First, Confucianism harked back to a mythical "golden age" of the Sage Kings. This ultimately led to a deadening and ossified conservatism which reached the height of its decadence, sadly just when the Western powers came knocking on China’s door in the 19th century. A civil service which had passed exams in the “bagu” (eight-part essay) was trained to disdain all innovation and was mired in stereotyped thinking. China was thus ill-prepared to learn from the West. If the failure of Zheng He’s voyages in mid-15th century Ming China marked the beginning of China’s decline, the squandering, by the Empress Dowager, of money earmarked for the modernization of China’s navy on the famous stone pleasure boat in the Summer Palace, at the close of the 19th century, symbolized the final, catastrophic failure of the Confucian Imperial order to come to terms with the modern, scientific world.

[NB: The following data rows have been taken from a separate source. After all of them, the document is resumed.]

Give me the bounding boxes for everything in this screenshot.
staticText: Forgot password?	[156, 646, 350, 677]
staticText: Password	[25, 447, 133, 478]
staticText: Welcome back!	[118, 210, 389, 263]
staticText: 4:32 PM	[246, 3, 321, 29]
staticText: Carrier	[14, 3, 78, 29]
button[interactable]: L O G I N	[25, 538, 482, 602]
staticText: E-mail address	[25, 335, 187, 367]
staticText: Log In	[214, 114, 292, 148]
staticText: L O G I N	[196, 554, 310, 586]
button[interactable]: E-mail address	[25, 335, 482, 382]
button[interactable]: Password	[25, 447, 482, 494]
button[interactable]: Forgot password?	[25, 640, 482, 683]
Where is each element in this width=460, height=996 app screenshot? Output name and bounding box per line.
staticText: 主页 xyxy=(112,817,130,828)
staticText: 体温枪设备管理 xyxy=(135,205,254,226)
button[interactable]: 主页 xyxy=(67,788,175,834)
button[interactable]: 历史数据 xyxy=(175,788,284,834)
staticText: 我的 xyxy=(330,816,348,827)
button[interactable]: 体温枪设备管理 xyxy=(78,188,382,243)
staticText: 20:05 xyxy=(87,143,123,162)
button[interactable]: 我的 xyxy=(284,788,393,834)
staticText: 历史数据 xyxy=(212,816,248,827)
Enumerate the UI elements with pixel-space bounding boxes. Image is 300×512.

Confucianism, while practical in some ways, also disdained the merchant classes and practical experimentation. Manual work was for the peasants, and banking and money-making were despised. The rise of the middle-classes, of mercantilism and of capitalism, which provided the economic support for first the Renaissance in Italy and then the rise of science in England, was severely retarded in China.(2) Hooykaas in his book points out the importance of the biblical teaching on work and on callings as sanctifying getting one’s fingers dirty in hard work and practical experimentation. This was anathema to refined Chinese scholars, no doubt adept at composing poetry and painting, but—with few exceptions—not experimenting in rice fields with water wheels or otherwise engaging in direct scientific observation and experimentation. But biblical attitudes on the ultimate meaningfulness of all human labor paved the way for the agricultural and industrial revolutions in England and Northern Europe as gentlemen farmers experimented with seeds and livestock in the fields, and, later, as their sons and grandsons built potteries, mines, ironworks and steam engines. Early Victorian England produced Brunel, the brilliant engineer and a host of other inventors and scientists. One cannot imagine late Qing China doing anything remotely similar. One world-view was dynamic, forward-looking, experimental and scientific. The other was conservative, traditional, backward-looking and superstitious.

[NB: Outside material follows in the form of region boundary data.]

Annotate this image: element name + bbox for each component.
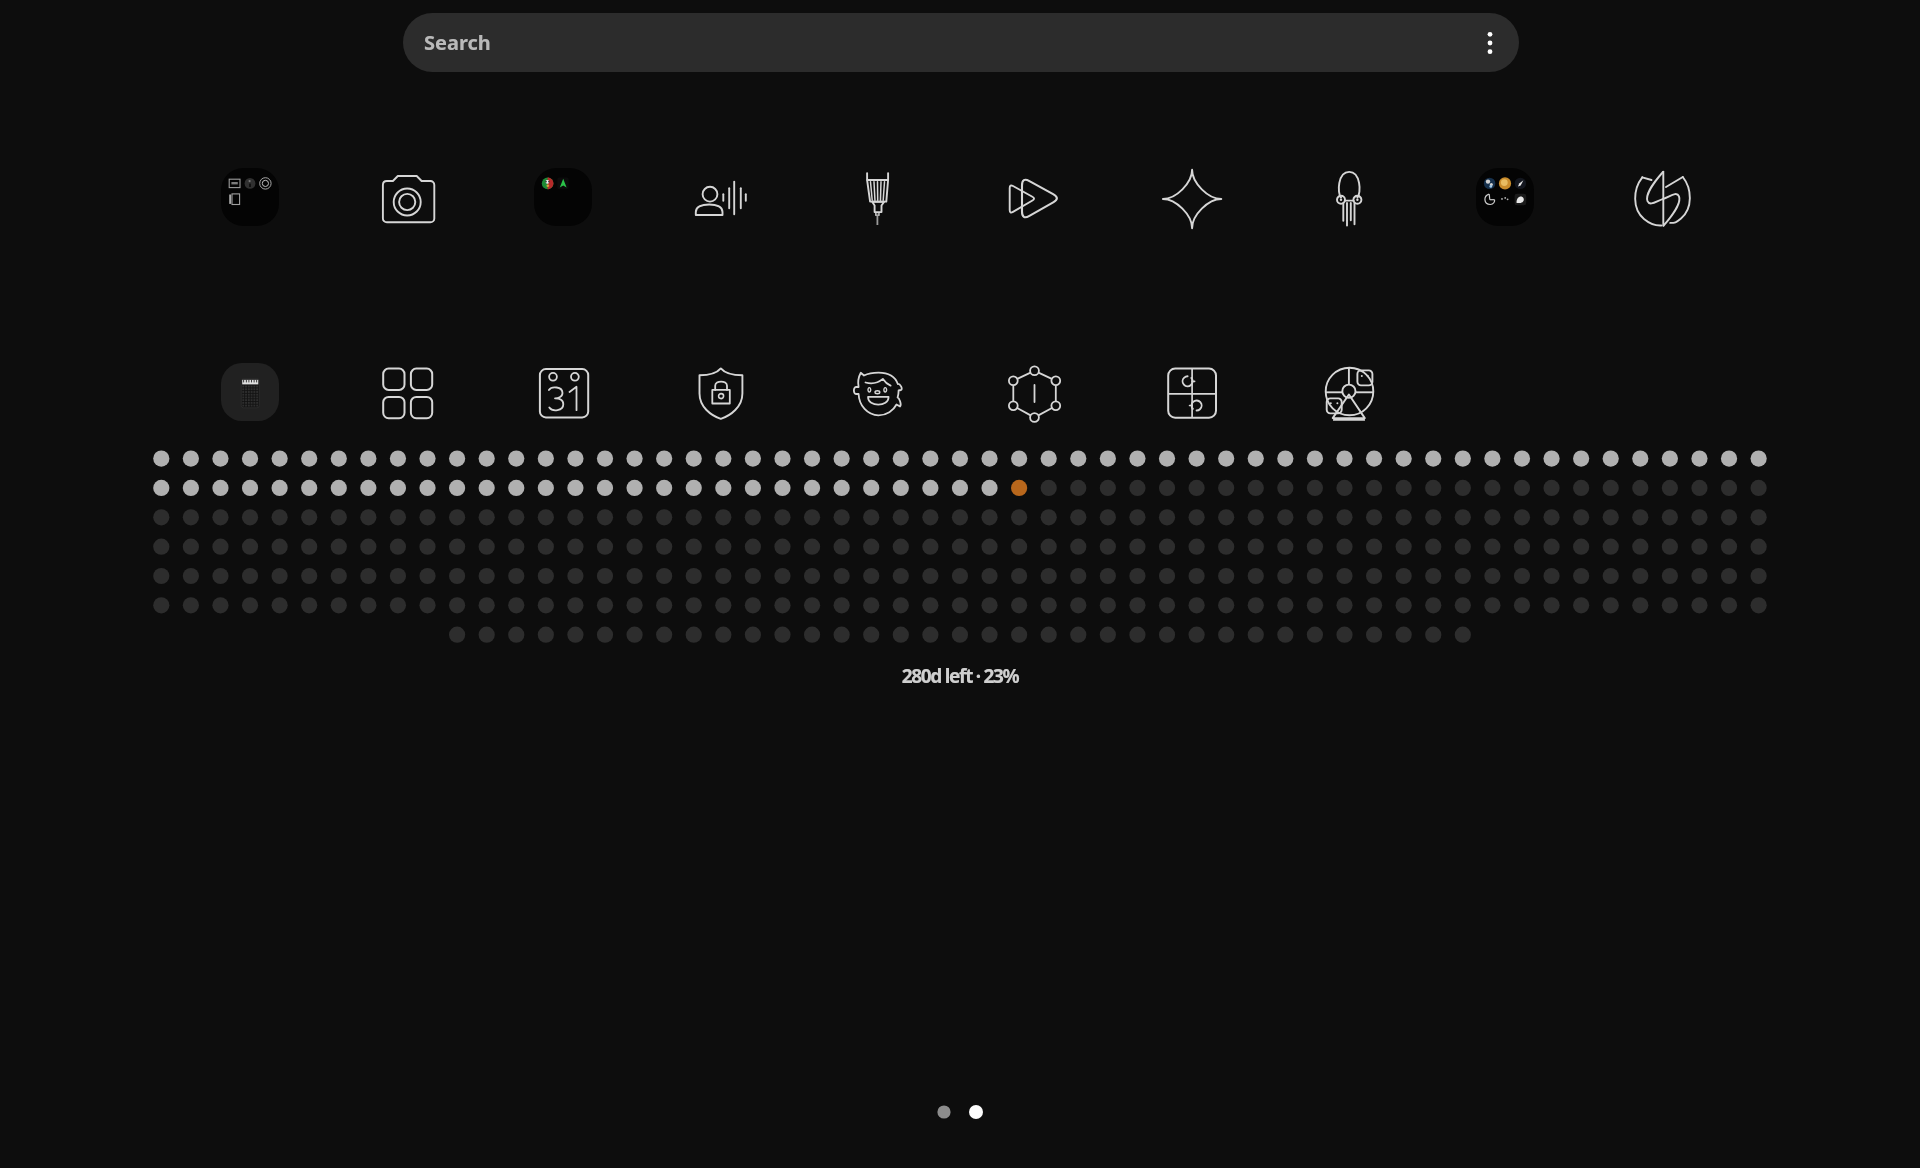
button[interactable]: Calendar xyxy=(531,360,595,424)
staticText: Search xyxy=(424,29,491,56)
button[interactable]: Recorder xyxy=(688,165,752,229)
button[interactable]: Year progress widget, 280 days left, 23 … xyxy=(150,447,1770,689)
button[interactable]: Calculator xyxy=(218,360,282,424)
button[interactable]: All apps xyxy=(375,360,439,424)
button[interactable]: Octopus xyxy=(1316,165,1380,229)
button[interactable]: Network xyxy=(1002,360,1066,424)
button[interactable]: Folder xyxy=(531,165,595,229)
button[interactable]: Pinwheel xyxy=(1630,165,1694,229)
button[interactable]: Security xyxy=(688,360,752,424)
button[interactable]: Folder xyxy=(1473,165,1537,229)
button[interactable]: Puzzle xyxy=(1159,360,1223,424)
button[interactable]: More options xyxy=(1475,28,1505,58)
button[interactable]: Page 1 xyxy=(936,1104,952,1120)
button[interactable]: Ferris wheel xyxy=(1316,360,1380,424)
button[interactable]: Profile xyxy=(845,360,909,424)
button[interactable]: Page 2 xyxy=(968,1104,984,1120)
button[interactable]: Assistant xyxy=(1159,165,1223,229)
button[interactable]: Player xyxy=(1002,165,1066,229)
button[interactable]: Light xyxy=(845,165,909,229)
button[interactable]: Search xyxy=(403,13,1519,72)
button[interactable]: Camera xyxy=(375,165,439,229)
staticText: 280d left · 23% xyxy=(860,663,1060,689)
button[interactable]: Folder xyxy=(218,165,282,229)
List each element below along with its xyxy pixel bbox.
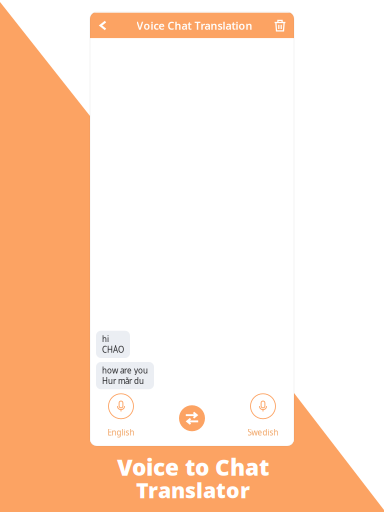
staticText: how are you: [102, 365, 148, 376]
staticText: English: [108, 427, 134, 438]
button[interactable]: English: [92, 394, 150, 439]
staticText: Hur mår du: [102, 376, 144, 386]
staticText: Translator: [136, 476, 250, 504]
button[interactable]: Swedish: [234, 394, 292, 439]
staticText: CHÀO: [102, 344, 124, 355]
staticText: hi: [102, 334, 109, 344]
staticText: Voice to Chat: [117, 452, 269, 482]
staticText: Voice Chat Translation: [136, 18, 252, 33]
staticText: Swedish: [248, 427, 278, 438]
button[interactable]: Swap languages: [179, 405, 205, 431]
button[interactable]: Back: [90, 13, 116, 38]
button[interactable]: Delete conversation: [266, 13, 294, 38]
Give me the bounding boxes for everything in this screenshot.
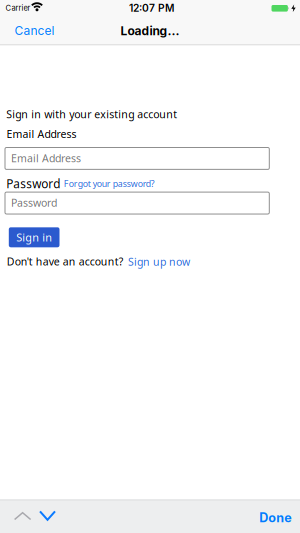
staticText: Email Address — [11, 151, 81, 165]
staticText: Done — [259, 510, 291, 525]
staticText: Carrier — [6, 3, 30, 12]
button[interactable]: Cancel — [8, 18, 60, 43]
staticText: Forgot your password? — [64, 178, 155, 190]
button[interactable]: Sign up now — [128, 254, 190, 269]
button[interactable]: Password — [4, 192, 270, 214]
button[interactable]: Previous field — [9, 506, 37, 526]
button[interactable]: Email Address — [4, 147, 270, 170]
staticText: Loading... — [120, 24, 180, 38]
staticText: Cancel — [14, 23, 54, 38]
button[interactable]: Done — [251, 505, 299, 530]
staticText: Email Address — [6, 127, 76, 141]
staticText: Sign in with your existing account — [6, 107, 177, 121]
staticText: Don't have an account? — [7, 254, 124, 269]
staticText: Password — [11, 196, 57, 210]
staticText: Sign in — [16, 230, 52, 245]
button[interactable]: Sign in — [9, 227, 60, 247]
staticText: 12:07 PM — [129, 2, 174, 14]
button[interactable]: Next field — [34, 504, 61, 527]
button[interactable]: Forgot your password? — [64, 178, 155, 190]
staticText: Password — [6, 176, 60, 192]
staticText: Sign up now — [128, 254, 190, 269]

Much more could be said about this important topic, and time permitting, I may return to it in more detail. Certainly, it is of great interest to many Chinese intellectuals as they candidly look at the failings in ancient and modern Chinese civilization and want to understand the roots of Western science and culture as well as seeking a firm, moral foundation for modern, 21st century China. Many of them are finding, as this author believes, that this quest takes them inescapably back to biblical Christianity.
NOTES
- Hooykaas’ book originally published by Eerdman’s and the Scottish Academic press in 1972 has been translated and published in Mainland China. It is a very useful book to give to Chinese scholars who are scientists.
- But not altogether. China invented paper money, and later the Shanxi bankers were famous in setting up their network in many places. But we are looking at the broad picture.